Two trains $A$ and $B$ are moving on parallel tracks with velocities $72\text{ km/h}$ and $54\text{ km/h}$ respectively in the same direction. Calculate the relative velocity of $A$ with respect to $B$.

$v_A = 72\text{ km/h} = 72 \times \frac{5}{18} = 20\text{ m/s}$.\ $v_B = 54\text{ km/h} = 54 \times \frac{5}{18} = 15\text{ m/s}$.\ $v_{AB} = v_A - v_B = 20 - 15 = 5\text{ m/s}$.

Since both trains are moving in the same direction, we subtract the velocity of the observer (Train $B$) from the velocity of the object (Train $A$).

Two cars $P$ and $Q$ are $100\text{ m}$ apart. Car $P$ moves at $10\text{ m/s}$ and Car $Q$ moves at $15\text{ m/s}$ towards each other. Find the time when they will meet.

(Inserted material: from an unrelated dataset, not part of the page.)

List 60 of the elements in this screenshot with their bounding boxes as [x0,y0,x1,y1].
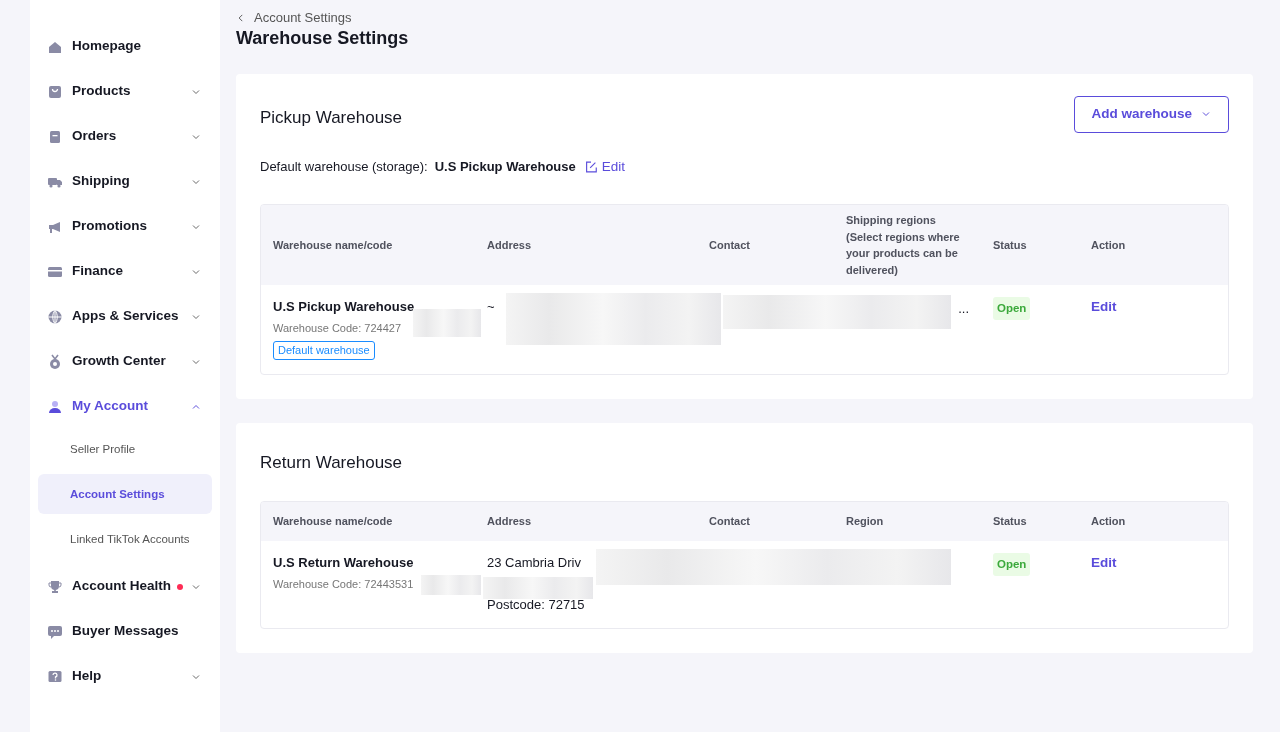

Velocity of $P$ ($v_P$) = $10\text{ m/s}$.\ Velocity of $Q$ ($v_Q$) = $-15\text{ m/s}$ (opposite direction).\ Relative velocity $v_{PQ} = v_P - v_Q = 10 - (-15) = 25\text{ m/s}$.\ Distance $s = 100\text{ m}$.\ Time $t = \frac{s}{v_{PQ}} = \frac{100}{25} = 4\text{ s}$.

When objects move towards each other, their relative speed increases (sum of magnitudes). The time of meeting is the initial separation divided by this relative speed.